York University’s Department of Visual Arts is launching its new Joan & Martin Goldfarb Summer Institute in Contemporary Visual Arts, May 18 to 29. It features two-week residencies by three leading figures in British arts practice and scholarship: art historian, curator and theorist Sarat Maharaj, and painting duo the Singh Twins.
This inaugural Summer Institute is dedicated to the theme of cultural translation, with seminars and critiques exploring the ways in which contemporary cultural expressions are transformed through migration and immigration in our globalized world.
Right: Sarat Maharaj
Maharaj and the Singh Twins will participate in a public panel discussion on the topic of cultural translation, moderated by Trinidad-born, Toronto-based video artist, cultural critic and activist Richard Fung, at York on May 21.
"Culture has never been pure," says Yvonne Singer, coordinator of the Summer Institute and director of York’s graduate programs in visual arts. "People have always travelled and shared their culture. But it’s fascinating to witness the artistic evolution born out of the speed and distance that information travels in our time."

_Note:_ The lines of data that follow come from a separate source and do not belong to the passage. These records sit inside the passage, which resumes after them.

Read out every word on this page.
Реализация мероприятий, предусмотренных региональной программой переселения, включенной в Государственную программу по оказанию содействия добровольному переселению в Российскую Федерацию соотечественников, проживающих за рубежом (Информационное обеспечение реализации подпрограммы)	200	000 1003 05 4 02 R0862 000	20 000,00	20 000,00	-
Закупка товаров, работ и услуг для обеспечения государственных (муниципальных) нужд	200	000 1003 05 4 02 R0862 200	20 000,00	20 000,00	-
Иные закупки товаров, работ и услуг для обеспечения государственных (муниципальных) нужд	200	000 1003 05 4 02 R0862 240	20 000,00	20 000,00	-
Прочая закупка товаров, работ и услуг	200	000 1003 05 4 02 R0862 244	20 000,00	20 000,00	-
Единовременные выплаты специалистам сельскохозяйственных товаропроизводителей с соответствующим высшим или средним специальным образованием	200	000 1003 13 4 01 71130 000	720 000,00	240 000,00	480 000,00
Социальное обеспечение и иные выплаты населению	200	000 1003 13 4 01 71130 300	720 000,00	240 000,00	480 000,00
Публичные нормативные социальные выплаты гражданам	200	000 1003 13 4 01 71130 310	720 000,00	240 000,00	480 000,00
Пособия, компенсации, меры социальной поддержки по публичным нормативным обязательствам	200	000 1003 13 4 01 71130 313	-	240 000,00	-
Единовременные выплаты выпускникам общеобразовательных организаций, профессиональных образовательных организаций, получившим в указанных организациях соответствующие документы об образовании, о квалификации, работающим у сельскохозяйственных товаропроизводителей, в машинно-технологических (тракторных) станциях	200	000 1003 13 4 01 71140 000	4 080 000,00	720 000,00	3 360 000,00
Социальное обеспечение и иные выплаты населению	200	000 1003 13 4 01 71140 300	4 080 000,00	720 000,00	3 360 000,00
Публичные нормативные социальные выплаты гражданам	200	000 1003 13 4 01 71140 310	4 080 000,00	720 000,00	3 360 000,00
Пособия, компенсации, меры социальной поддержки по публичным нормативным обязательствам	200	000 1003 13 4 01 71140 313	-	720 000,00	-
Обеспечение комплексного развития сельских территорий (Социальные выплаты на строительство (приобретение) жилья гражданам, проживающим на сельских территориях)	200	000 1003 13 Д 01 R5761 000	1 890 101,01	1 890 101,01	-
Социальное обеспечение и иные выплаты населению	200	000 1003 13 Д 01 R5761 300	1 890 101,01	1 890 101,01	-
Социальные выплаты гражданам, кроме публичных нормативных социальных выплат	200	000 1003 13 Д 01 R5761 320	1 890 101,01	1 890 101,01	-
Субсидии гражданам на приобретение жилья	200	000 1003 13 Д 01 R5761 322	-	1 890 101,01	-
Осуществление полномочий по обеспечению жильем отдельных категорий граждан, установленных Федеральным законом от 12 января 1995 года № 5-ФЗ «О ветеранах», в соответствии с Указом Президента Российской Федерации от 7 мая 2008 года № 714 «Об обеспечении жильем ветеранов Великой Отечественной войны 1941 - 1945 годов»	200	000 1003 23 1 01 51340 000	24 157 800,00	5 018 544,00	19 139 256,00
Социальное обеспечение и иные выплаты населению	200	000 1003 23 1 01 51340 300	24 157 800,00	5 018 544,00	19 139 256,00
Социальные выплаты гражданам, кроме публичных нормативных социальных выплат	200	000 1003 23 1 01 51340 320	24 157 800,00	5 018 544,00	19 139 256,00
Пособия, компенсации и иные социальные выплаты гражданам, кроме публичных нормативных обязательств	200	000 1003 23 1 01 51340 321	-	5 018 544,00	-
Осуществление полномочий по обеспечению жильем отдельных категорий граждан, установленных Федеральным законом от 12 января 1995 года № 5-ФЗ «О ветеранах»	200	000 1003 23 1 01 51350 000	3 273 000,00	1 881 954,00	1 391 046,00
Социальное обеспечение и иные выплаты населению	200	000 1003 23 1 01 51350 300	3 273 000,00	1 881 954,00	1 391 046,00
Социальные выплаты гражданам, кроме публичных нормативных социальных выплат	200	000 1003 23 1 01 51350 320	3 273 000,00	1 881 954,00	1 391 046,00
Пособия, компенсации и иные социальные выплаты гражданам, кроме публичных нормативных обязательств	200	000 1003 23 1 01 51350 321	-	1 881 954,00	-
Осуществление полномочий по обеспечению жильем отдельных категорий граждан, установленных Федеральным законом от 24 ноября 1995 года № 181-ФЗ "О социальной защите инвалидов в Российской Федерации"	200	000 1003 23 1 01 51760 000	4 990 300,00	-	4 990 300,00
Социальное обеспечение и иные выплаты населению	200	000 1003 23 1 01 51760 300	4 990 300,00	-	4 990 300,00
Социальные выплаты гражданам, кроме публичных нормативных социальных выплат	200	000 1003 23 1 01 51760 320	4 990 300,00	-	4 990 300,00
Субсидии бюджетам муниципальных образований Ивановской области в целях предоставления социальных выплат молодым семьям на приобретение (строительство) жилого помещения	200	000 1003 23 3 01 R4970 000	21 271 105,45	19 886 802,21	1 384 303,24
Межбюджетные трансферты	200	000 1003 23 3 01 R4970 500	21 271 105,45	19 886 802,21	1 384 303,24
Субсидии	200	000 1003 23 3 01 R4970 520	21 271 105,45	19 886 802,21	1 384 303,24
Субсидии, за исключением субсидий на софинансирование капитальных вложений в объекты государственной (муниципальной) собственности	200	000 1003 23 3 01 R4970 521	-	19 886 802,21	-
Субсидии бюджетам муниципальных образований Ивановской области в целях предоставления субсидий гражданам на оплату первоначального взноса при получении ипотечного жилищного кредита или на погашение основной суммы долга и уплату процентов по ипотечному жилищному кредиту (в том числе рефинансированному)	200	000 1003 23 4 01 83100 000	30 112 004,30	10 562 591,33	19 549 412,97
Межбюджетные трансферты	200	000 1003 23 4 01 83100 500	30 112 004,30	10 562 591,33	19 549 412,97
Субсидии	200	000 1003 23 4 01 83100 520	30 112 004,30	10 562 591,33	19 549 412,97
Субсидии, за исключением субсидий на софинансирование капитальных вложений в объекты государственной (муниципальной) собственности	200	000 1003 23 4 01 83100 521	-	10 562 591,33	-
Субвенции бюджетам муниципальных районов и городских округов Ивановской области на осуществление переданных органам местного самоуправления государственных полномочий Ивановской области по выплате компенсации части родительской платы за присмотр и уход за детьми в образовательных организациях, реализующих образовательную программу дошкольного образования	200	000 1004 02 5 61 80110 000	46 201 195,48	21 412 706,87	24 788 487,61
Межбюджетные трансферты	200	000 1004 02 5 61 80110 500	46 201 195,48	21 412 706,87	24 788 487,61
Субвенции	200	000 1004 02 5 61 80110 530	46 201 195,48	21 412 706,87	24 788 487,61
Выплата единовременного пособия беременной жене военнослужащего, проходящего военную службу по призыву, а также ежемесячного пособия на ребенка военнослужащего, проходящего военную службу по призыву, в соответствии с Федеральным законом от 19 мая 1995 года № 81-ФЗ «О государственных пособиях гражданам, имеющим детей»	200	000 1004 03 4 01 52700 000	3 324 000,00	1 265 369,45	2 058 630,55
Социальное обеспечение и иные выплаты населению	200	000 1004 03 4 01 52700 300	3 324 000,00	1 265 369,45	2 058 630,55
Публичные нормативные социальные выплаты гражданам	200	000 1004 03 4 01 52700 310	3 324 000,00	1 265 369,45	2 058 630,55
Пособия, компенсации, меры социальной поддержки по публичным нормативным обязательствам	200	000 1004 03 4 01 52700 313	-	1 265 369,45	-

An internationally renowned academic and curator and a gifted public speaker, Maharaj was born in South Africa and educated in one of the country’s segregated universities during the apartheid era. He was the first Rudolf Arnheim Guest Professor for Art History at Berlin’s Humboldt University (2001-2002) and has been a research fellow at Jan van Eyck Akademie in Maastricht, the Netherlands (1999-2001), and a research professor at Goldsmith’s University of London (1980-2005). He is currently a professor of visual art and knowledge systems at Sweden’s Lund University. His research interests include cultural translation and difference, textiles, sonics and visual art as knowledge production. His art history work centres on Richard Hamilton, Marcel Duchamp and James Joyce. Curatorial credits include Documenta X1 (Kassel, Germany, 2002) and the Third Guangzhou Triennial (Guangzhou, China, 2008).
Born in London and now based in Liverpool, the Singh Twins are artists of international standing. Described as past-modern (as opposed to post-modern), their award-winning paintings constitute a unique genre in British art, initiating a new movement in the revival of the Indian miniature tradition within modern art practice. Combining elements from western and eastern esthetics, the Singh Twins explore cultural, social and political issues of global significance within a highly decorative, often witty and symbolic style which transcends cultural barriers. Challenging stereotypes and redefining generally accepted, narrow perceptions of heritage and identity in art and society, their work asserts the value of traditional and non-European art forms to the continuing development of contemporary art practice.
Left: The Singh Twins
"The Summer Institute is honoured to welcome such high-profile guests in our inaugural year," Singer says. "They personify the concept of cultural translation through their international work and the global influences incorporated in their practice and research."
The two-week intensive institute is a key element of York’s innovative, practice-based PhD program in visual arts. Launched last fall, the program is the first of its kind in Canada outside Quebec. Guests of the Summer Institute work closely with graduate students at York over a sustained period and also offer talks open to students at other universities as well as the general public.
"By bringing prominent international artists, curators, critics and cultural theorists for residencies at the university, the PhD program is an incubator for original thought and a catalyst for the interplay between professional scholars and artists," says Singer. "We hope it will expand the network of relationships among Canadian and international researchers operating within and beyond the fine arts communities."
The Summer Institute public panel on cultural translation will take place Thursday, May 21 at 2:30pm in 312 Joan & Martin Goldfarb Centre for Fine Arts at York University’s Keele campus.
The event is presented by the Department of Contemporary Visual Arts, Faculty of Fine Arts, with the support of York International. The Summer Institute in Visual Arts is named in recognition of Joan and Martin Goldfarb, long-standing supporters of the Faculty of Fine Arts, whose generous gift has made this annual residency program possible.